Global minimum tax likely to affect consumers everywhereSunday, October 17, 2021
Consumers everywhere are likely to feel the effects of the global minimum tax set to be finalised at the end of October.
Last week, the Organisation for Economic Co-operation Development (OECD) announced that 136 countries have agreed to the global minimum corporate tax of 15 per cent.
The deal should be cemented by the Group of 20 meetings in Rome. However, the OECD said that countries are aiming to bring the agreement into effect in 2023.
The deal follows concern that multinational companies are re-routing their profits through low tax jurisdictions. It's still not clear if Jamaica was a part of the deal.Kenya, Nigeria, Pakistan and Sri Lanka are yet to sign on based on international reports. It's also reported that Ireland, Hungary and Estonia, which all have corporate tax rates below 15 per cent and resisted the plan at first, are all now on board.
The historic agreement should see big companies paying a fairer share of taxes. According to the OECD, it should raise about US$150 billion per year in additional global tax revenues, which can be used to help countries bolster their economies as they recover from COVID-19.
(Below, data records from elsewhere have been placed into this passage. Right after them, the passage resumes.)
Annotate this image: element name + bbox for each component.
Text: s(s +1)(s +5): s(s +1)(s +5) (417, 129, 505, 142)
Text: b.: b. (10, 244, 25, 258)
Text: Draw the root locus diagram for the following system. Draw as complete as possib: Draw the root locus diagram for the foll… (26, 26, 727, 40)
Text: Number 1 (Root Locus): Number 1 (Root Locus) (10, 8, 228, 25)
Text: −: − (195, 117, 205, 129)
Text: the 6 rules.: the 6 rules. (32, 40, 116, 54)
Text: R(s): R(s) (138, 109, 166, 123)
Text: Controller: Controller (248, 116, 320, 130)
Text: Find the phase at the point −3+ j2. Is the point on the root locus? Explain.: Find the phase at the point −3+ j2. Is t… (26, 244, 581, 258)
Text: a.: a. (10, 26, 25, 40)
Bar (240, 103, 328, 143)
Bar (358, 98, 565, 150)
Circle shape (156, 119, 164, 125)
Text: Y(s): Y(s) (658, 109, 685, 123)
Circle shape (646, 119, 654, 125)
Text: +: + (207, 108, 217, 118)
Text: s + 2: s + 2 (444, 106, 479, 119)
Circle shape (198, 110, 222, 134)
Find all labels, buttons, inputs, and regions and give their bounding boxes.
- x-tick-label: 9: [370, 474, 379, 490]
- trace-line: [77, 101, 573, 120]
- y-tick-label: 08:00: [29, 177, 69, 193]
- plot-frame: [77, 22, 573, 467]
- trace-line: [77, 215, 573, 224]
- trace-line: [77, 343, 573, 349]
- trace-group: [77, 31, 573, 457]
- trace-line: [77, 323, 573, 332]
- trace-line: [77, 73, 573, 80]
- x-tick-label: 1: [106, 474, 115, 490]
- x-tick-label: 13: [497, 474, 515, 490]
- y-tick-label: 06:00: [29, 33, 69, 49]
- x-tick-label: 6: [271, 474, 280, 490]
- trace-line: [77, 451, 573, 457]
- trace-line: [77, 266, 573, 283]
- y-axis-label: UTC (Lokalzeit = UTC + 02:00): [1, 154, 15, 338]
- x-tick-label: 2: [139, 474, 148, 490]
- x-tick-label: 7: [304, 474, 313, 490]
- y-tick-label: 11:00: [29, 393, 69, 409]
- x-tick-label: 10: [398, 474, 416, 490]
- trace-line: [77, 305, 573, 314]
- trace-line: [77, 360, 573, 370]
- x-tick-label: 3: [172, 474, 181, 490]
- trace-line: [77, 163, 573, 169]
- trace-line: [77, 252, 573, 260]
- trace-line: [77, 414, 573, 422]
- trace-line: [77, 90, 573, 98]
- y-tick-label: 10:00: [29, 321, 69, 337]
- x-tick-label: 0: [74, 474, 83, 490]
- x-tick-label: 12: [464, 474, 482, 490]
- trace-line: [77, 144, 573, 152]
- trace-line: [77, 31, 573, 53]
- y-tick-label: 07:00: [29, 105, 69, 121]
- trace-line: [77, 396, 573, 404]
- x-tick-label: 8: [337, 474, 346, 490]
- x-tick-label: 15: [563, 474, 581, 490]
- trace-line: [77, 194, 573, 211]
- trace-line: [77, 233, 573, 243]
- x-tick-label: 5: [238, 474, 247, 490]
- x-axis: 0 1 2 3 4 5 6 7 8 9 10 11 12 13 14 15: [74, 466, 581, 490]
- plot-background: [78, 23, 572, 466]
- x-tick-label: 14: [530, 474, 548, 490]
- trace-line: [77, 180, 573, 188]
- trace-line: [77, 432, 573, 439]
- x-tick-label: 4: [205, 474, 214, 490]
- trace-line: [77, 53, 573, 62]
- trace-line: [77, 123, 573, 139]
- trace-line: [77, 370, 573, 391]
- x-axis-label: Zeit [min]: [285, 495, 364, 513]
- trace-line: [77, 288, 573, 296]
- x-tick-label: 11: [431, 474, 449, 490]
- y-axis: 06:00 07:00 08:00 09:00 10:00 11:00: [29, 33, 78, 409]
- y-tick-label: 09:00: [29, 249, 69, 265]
It will affect firms with global sales above 20 billion euros and profit margins above 10 per cent. A quarter of any profits they make above the 10 per cent threshold are to be reallocated to the countries where they were earned, and taxed there.
Consumers may feel it
Speaking on Taking Stock with Kaliah Reynolds, wealth advisor at Ideal Portfolio Services Dwayne Taylor agreed with US President Joe Biden that the deal will level the playing field. However, he argued that the corporations may not even feel the impact and instead pass on those costs to customers.
“Yes, they will have to pay more taxes but the truth is if I'm a big company and have to pay more, I may translate that additional cost onto my consumers,” he said.
Citing Amazon as an example, Taylor said that customers are likely to be willing to foot any additional cost to use the service which has become essential especially during the pandemic.
“The reality is like any other company, they (big corporations) will pivot. During the pandemic we learned that companies don't just stay in the same position if it is that they're faced with an obstacle; they are going to pivot,” he said.
“We're going to be paying more, and I think from the beginning of the discussion we've been talking about consumers' ability to purchase things and that's essentially weakening because of different things like inflation and now this discussion of tax reform,” added Taylor.
Taylor said the deal could also have deeper implications for medium-sized companies in developing countries that had lower corporate tax rates.
If those countries sign on to the deal, that would see them also paying more but unlike the big digital companies like Facebook, Taylor said they would find it difficult to pass on the additional costs to consumers while also trying to build out their operations and customer base.
“We have to watch and see how it will affect us but I'm interested to see how it will play out,” said Taylor.